The fair was crowded. It was so hot out, the dermoid was dripping with sweat and emitting a pungent dermoidal odor.

Beasely got in line with the hogs who were waiting to be weighed. When it was his turn, a crane was brought in and it hoisted his dermoid onto the scale.

The scale said it weighed two tons.

Even now, after everything that has happened, I was never as shocked as I was when I saw that it weighed two tons.

The crane operator dropped his donut. “Hey everyone! This kid has a two-ton dermoid on his butt!” He called the fair manager over and told him Beasely deserved a ribbon for growing such an impressive dermoid.

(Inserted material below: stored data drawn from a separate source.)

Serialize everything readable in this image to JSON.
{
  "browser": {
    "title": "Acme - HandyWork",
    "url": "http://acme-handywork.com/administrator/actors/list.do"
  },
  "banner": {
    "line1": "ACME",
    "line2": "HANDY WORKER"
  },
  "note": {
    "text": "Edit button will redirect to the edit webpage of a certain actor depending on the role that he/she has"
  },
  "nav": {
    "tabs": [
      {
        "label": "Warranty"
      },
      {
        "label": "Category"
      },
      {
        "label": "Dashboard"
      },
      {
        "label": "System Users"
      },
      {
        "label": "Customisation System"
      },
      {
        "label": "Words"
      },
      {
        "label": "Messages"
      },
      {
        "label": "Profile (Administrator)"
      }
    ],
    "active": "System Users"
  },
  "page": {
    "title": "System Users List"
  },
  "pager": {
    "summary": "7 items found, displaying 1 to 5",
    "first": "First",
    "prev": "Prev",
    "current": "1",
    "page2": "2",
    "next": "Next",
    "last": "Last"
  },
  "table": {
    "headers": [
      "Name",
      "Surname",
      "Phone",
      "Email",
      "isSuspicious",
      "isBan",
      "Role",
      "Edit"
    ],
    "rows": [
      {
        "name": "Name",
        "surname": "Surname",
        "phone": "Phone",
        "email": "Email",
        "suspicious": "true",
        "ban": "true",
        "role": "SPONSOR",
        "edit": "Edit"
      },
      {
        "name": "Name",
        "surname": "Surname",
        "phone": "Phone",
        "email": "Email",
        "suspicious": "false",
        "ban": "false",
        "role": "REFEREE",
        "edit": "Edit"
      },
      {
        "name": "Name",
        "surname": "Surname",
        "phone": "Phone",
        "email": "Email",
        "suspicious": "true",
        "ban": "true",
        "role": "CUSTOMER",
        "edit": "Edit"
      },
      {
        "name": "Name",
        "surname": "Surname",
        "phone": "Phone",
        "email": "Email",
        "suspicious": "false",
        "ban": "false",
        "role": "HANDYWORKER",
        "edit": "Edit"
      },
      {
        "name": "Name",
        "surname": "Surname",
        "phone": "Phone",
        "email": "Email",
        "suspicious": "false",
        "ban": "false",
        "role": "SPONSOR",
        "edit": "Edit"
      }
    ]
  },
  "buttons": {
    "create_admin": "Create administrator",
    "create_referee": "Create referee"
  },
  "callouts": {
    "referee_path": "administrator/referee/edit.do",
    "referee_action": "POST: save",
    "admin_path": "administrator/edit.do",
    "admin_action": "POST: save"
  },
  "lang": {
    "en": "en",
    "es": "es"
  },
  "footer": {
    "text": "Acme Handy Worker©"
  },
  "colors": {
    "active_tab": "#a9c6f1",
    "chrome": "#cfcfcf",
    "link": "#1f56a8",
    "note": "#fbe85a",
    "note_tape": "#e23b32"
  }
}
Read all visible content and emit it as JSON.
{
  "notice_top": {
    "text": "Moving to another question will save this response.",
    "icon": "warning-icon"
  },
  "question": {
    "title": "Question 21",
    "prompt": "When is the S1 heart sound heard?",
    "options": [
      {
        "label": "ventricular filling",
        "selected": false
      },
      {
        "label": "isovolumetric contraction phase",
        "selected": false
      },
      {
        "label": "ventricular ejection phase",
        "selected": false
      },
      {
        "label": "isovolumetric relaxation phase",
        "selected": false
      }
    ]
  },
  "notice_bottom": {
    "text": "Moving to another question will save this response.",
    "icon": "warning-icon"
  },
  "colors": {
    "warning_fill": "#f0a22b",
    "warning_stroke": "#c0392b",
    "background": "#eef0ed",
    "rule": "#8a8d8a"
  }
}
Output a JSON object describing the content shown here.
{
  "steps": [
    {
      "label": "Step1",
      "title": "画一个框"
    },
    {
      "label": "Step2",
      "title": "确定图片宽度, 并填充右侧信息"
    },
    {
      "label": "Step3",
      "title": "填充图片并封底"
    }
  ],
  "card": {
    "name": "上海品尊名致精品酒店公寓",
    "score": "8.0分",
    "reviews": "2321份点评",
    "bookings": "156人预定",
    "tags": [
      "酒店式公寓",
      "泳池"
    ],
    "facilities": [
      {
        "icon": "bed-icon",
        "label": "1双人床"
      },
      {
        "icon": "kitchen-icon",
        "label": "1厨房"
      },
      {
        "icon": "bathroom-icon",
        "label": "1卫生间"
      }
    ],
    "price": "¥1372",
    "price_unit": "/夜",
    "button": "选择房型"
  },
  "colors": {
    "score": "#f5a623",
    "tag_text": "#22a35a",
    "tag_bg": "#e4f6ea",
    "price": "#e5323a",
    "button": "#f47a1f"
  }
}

The fair manager walked over to Beasely. “Let’s see here. A classic gargantuan dermoid on the posterior. Anatomical class 45-J.” He poked it with his fingers. He poked it with his cane. “Gooeyness? Indeed!” He took three long sniffs of it. “Smell? Putrid.” He climbed on top of it and stomped three times. “Durable.”

He took out a Swiss Army knife and cut a slit in the dermoid, causing fluid to ooze forth. The fair manager collected a handful of the fluid and tasted it. “What is your name, son?”


“It’s great to meet you, Beasely.”

“Well? Is this an award-winning dermoid, or what?”

“I’m sorry, no. This is the worst-tasting dermoid I’ve ever come across. Good day to you,” and he started to walk away.

“Wait!” Beasely said. “I meant its size. Is it big enough to win an award or whatever?”

The manager thought about it for a minute and then shook his head. “I’m sorry, no. I’ve seen dermoids this big before.”

“Bullcrap! Where?” Beasely said.

“On the internet. Yours is big, for sure, but in the grand scheme of things, this dermoid is what I like to call a no-big-whoop anatomical curiosity. Come back to the fair when it talks or plays a musical instrument or something truly maaaaarvelous.”

The crane lowered a bummed-out Beasely to the ground.

Two giddy boys ran up to him and poked the dermoid hard, and dermoid fluid covered their hands and faces.